"Ayah dan Ibu Galih itu ingin supaya Galih baik-baik saja. Mereka sayang Galih," ucap Bi Endah.
"Mereka tidak sayang, Bi," kata Galih sambil menarik selimut menyembunyikan kesedihannya.
Hari demi hari sudah berlalu, namun ucapan Ibu Yuniar tidak dilaksanakan. Galih menanti guru mengaji ke rumah, namun sudah beberapa hari tidak muncul juga. Ketika Galih bertanya kepada ibunya, jawaban yang didapat adalah "Besok, ya."
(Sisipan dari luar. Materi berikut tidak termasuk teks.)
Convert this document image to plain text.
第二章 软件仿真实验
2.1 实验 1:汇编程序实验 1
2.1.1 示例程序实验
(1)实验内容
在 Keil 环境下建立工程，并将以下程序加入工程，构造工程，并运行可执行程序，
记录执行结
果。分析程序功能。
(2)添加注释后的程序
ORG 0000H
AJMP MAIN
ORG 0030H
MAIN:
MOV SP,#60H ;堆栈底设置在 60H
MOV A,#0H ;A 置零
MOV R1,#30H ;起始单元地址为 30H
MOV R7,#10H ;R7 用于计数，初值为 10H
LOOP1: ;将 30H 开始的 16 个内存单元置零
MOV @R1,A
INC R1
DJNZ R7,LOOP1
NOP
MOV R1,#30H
Setiap sore Galih hanya memandang jendela, berharap tawanya akan menemani tawa teman-temannya yang melewati depan rumahnya. Terkadang Galih melambaikan tangan kepada teman-temannya, dan teman-temannya pun selalu setia mengajaknya.
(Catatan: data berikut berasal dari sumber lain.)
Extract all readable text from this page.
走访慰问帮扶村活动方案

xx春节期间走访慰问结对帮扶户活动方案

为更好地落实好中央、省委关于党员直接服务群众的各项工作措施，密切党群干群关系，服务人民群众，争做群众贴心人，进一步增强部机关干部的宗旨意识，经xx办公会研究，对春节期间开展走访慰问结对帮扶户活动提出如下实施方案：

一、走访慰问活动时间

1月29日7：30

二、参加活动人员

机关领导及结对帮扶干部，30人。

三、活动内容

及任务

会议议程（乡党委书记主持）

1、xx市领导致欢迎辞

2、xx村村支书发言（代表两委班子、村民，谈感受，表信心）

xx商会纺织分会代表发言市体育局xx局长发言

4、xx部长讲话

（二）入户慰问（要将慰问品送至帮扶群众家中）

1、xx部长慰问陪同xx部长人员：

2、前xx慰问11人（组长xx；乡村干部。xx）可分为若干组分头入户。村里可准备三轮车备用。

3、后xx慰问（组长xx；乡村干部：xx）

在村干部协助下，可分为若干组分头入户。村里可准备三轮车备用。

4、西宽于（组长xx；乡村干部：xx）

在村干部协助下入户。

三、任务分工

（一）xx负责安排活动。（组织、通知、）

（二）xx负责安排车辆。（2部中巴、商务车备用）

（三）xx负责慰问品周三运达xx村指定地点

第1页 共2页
"Bi, besok, Galih ke sekolah ditunggu di depan kelas ya. Bibi tidak perlu pulang dulu, agar Galih kalau mau apa-apa langsung bilang," pesan Bu Yuniar.
Anak usia tujuh tahun dan sudah masuk sekolah dasar diposisikan seperti anak usia dini. Hal ini yang membuat Galih merasa malu diperlakukan seperti itu. Bi Endah hanya bisa melaksanakan perintah Ibu Yuniar dan Ayah Bekti saja.
"Bu, apakah guru mengajinya sudahy dapat?"
"Nanti Ibu cari lagi ya, Nak," ucap Ibu Yuniar sambil tergesa-gesa pergi berangkat ke kantor.
"Ayah, apakah akan pulang terlambat lagi?" tanya Galih kepada ayahnya.
"Oh ya Galih, Ayah akan keluar kota untuk beberapa hari," uacah Ayah.
Mendung mengayomi hati Galih yang tertutup asa untuk bisa bermain dan mengaji bersama teman-temannya. Sementara ia hanya di kamar dengan Bi Endah, mengotak-atik laptop atapun game yang ada di komputer. Tanpa putus asa, Galih meminta Bi Endah untuk mengajarkan mengaji. Bahkan sekali-kali, Galih belajar sendiri dari Youtube yang ia putar. Galih, sosok anak pewaris tunggal dari sebuah perusahaan. Komunikasi yang terhambat karena tidak pernah ada orang yang bisa diajak bicara, hanya Bi Endah. Ayah Bekti dan Ibu Yuniar memberikan segalanya untuk Galih, namun tidak dengan kedamaian hati dan waktu luangnya.